Karıncaların yuvasına baktı. Her biri ayrı yöne hücum ediyordu. Onlara basmadan sağdaki taşa doğru yürüdü. Oraya oturdu.
Oturduğu yer bir dut ağacının dibiydi. Ağacın gölgesi üzerindeydi. Birkaç serçe ağaç dallarlında kendi aralarında kavga yapıyor yoğun ses çıkarıyorlardı. Belki serçe diğerinin yiyeceğini almış veya o serçe öbürünün dişisine dadanmıştı.
Serçeler uzun süre kavga ettiler. Mağdur serçe kendine saldıran arkadaşlarına kanadını açarak ve ses çıkararak karşı koyuyordu.

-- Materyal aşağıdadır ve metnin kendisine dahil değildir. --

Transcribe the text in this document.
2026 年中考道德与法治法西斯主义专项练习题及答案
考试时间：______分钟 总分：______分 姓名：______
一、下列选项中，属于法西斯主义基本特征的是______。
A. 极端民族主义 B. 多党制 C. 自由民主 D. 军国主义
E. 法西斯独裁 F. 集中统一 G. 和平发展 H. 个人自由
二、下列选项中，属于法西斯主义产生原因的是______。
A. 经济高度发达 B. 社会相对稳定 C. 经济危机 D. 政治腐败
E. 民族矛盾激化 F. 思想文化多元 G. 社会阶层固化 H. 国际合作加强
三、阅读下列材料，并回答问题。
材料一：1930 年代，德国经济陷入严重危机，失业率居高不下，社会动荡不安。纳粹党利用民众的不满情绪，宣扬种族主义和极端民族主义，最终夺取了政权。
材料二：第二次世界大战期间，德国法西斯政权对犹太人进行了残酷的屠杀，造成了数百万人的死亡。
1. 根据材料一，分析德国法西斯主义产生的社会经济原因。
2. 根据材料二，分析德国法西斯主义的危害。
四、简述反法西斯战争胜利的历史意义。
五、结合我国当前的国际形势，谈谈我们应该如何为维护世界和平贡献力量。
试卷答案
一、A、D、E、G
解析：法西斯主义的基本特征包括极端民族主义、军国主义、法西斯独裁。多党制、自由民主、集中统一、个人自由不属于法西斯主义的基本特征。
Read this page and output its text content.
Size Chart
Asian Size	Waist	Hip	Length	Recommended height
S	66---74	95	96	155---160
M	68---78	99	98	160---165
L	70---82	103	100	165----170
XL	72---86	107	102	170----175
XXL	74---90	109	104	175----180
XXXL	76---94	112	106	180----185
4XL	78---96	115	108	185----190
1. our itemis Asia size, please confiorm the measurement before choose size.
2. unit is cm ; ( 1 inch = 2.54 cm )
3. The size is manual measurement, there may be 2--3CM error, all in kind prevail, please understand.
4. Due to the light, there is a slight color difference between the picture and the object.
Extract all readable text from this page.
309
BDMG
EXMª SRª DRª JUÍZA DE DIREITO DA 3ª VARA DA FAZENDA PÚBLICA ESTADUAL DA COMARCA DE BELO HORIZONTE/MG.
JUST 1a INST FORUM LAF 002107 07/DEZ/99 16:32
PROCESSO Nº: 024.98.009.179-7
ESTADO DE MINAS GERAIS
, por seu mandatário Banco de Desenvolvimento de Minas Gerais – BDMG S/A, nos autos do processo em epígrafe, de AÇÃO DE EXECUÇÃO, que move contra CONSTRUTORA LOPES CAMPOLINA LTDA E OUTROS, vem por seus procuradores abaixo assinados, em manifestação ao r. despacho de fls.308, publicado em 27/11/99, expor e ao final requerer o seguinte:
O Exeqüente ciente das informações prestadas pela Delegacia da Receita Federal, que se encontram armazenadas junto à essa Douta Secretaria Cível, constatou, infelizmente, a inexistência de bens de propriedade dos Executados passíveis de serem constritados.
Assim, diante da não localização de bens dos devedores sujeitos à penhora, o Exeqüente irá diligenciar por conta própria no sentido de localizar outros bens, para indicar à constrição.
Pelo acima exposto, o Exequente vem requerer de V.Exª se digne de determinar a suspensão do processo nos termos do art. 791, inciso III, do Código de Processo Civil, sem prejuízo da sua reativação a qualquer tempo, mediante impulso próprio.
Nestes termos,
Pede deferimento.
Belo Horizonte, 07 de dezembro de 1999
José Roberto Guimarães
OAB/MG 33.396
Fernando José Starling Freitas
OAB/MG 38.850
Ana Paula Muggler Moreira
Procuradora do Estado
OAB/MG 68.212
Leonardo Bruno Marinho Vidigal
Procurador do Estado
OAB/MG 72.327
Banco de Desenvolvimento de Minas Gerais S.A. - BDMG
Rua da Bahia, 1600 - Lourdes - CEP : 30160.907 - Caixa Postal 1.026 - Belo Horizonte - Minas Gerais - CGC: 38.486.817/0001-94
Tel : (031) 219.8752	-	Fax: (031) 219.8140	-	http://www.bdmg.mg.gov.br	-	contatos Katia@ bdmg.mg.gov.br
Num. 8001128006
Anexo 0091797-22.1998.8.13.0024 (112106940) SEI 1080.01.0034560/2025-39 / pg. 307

Mehmet yorulunca ağaçtaki kavgaya bakmayı bıraktı. Hemen yandaki akan dereye doğru döndü. Akan derenin sesine kulak kesildi.
Tonlarca su boşa akıyordu. Belki su insanların dışında da hayat besliyordu. Ama efendisi insanoğluna yapmadığını bırakmıyordu. Suya kabahat aramak faydasız. Kabahat insanlarındı. İnsanlar suyu paylaşmayı bilmiyordu. Mehmet İsrail’i düşündü. Orada insanlar lağım suyunu arıtıp ta içiyorlardı. Dünyadaki su kaynakları kime yetmezdi ki.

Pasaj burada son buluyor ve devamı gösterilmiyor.